Exploring Big Data, Analytics and Business Intelligence: February 2014

Thursday, February 27, 2014

Business Intelligence - tool based metadata modeling

A data warehouse is designed, built and loaded with data. Fast forwarding and looking forward to the next phase of the project, it would most likely be implementing a sophisticated Business Intelligence (BI) reporting, analytics platform. Enterprises - big, medium and small, all like to make use of very sophisticated BI tools/software or services to aid decision making.

In this post, let us explore how a "BI Metadata Model" is framed to enable capabilities for authoring, viewing and modifying BI reports and interactive visualizations - online or offline, in Microsoft Office applications or in-process applications, in the office or on the go. In majority of the organizations, the tool used for BI modeling is most likely to be provided by one amongst the leading BI software/services vendors shown below in the Gartner BI Magic Quadrant image:

Gartner BI Magic Quadrant - 2014

A BI tool supports in sourcing data from heterogeneous data sources (OLAP cubes, relational database, spreadsheet, flat files etc.)and is not restricted to just a data warehouse as its data source. An ideal BI metadata model can be defined in terms of 3 layers: 1) Database layer 2) Business Layer 3) Presentation Layer. All the layers can be equated to a folder containing multiple database objects either in their original form or modified form. The first image shown below is a diagrammatic representation of an ideal BI Metadata Model. The second image below shows an actual real-world Oracle BI metadata model with the above said 3 layers. Let us go through each of the 3 layers to gain basic understanding of the use of building a metadata model with 3 layers.

3 layer BI Metadata Model

Real-world Oracle BI Metadata Model

Physical Data: BI modeler imports all the required data base objects from the source data warehouse. Generally tables, views, materialized views, stored procedures are imported to this layer with very little modifications or changes. In this layer, these objects should be related to each other to form the star-schema model. If there are multiple star-schema, conformed dimension joins of many fact tables are also done so enable drill-through capabilities.

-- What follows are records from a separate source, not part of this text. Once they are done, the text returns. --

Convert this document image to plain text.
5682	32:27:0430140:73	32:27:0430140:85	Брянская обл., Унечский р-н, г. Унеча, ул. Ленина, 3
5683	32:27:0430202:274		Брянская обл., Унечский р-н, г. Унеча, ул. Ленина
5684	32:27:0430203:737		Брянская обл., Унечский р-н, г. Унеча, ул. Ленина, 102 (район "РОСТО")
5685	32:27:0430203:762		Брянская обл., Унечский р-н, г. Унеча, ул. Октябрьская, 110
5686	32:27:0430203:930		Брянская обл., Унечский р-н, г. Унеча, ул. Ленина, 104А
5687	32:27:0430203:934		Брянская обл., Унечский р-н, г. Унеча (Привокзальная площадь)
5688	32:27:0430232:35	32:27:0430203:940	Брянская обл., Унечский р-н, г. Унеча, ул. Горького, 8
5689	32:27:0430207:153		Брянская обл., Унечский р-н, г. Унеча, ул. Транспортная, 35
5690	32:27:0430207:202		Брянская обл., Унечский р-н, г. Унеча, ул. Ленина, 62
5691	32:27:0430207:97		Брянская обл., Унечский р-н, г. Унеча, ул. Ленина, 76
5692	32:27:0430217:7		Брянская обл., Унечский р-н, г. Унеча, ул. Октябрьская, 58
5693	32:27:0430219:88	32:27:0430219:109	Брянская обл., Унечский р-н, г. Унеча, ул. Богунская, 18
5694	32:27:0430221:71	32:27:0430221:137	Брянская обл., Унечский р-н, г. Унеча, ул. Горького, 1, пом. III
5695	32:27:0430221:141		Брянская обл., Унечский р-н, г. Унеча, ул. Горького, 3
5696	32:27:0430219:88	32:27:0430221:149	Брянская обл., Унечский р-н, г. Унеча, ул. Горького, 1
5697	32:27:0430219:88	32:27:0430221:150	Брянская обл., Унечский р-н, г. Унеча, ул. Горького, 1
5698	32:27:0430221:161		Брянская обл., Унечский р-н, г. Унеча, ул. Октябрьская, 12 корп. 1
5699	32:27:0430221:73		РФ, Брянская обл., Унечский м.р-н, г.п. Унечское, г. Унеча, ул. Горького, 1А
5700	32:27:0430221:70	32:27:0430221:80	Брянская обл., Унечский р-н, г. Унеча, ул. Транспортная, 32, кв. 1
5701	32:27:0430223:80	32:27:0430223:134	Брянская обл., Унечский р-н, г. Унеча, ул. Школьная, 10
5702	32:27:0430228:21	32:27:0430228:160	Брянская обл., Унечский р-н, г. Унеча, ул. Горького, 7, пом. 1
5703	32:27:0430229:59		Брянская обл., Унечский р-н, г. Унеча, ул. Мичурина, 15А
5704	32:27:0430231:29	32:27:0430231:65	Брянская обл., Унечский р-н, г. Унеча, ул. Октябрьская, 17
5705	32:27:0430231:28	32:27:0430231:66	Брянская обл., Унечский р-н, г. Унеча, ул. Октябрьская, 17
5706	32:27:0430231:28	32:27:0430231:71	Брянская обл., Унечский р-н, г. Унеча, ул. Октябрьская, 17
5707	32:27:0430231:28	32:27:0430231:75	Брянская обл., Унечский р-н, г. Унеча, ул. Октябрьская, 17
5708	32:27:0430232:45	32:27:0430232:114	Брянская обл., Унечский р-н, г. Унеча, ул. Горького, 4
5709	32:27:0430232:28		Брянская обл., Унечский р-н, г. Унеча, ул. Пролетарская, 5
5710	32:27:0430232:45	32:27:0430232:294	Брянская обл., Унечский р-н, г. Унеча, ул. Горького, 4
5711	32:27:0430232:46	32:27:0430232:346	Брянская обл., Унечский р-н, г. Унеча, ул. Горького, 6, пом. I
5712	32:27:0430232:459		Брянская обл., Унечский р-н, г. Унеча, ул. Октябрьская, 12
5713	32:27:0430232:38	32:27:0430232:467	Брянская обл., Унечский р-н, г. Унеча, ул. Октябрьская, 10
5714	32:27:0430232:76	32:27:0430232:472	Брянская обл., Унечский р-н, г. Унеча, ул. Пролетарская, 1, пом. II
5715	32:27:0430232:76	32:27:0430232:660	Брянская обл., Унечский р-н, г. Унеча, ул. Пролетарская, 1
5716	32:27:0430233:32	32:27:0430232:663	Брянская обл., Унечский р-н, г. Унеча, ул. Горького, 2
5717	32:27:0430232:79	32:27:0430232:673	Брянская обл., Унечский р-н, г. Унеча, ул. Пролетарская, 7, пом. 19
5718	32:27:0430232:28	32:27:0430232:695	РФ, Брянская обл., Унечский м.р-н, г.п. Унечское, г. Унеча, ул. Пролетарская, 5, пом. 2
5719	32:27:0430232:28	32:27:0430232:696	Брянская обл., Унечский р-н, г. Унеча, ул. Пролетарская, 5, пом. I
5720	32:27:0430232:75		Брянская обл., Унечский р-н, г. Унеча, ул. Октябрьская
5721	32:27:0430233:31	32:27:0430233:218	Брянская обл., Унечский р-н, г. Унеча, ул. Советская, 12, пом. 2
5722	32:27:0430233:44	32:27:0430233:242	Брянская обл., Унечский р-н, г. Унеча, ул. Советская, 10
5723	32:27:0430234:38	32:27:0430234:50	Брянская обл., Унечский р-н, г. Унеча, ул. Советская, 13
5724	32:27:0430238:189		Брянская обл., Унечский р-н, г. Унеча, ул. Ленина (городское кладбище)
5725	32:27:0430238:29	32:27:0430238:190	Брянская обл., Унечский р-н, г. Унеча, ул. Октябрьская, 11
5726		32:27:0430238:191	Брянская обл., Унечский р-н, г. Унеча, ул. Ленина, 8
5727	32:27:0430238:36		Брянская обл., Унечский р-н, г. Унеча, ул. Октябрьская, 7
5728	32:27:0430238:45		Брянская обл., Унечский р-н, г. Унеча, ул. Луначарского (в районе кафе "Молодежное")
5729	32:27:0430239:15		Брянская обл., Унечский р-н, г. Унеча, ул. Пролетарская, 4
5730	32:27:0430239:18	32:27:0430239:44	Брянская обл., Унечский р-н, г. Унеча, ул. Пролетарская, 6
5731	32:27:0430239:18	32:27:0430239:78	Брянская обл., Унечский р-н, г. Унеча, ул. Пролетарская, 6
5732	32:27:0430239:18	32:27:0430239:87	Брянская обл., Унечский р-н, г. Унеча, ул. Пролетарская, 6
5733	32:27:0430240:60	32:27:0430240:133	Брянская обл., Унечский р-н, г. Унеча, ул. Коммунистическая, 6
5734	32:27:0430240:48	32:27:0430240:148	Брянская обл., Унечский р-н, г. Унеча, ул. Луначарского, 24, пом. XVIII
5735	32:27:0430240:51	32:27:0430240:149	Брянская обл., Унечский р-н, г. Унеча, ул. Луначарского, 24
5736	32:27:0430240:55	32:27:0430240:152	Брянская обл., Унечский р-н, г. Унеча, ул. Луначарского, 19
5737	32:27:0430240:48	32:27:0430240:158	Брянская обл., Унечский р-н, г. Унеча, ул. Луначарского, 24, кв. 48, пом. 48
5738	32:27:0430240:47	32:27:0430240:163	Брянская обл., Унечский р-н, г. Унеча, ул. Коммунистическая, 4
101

Business Layer: This layer pulls metadata (objects) from physical layer and supports any logical modifications required to handle various business and user requirement. The database objects are all named the way a data modeler understood them and not the way an user can understand. Static filters can also be built inside the tables or views to implement data level security. More such modifications arising from business requirements are all handled here in this layer.

Presentation Layer: From the name of this layer it is evident that the purpose of this layer is to create a very presentable form of metadata model to the business users. Combining objects by user group or by subject areas, adding object level security based on user groups and roles are some of the main things done at this level.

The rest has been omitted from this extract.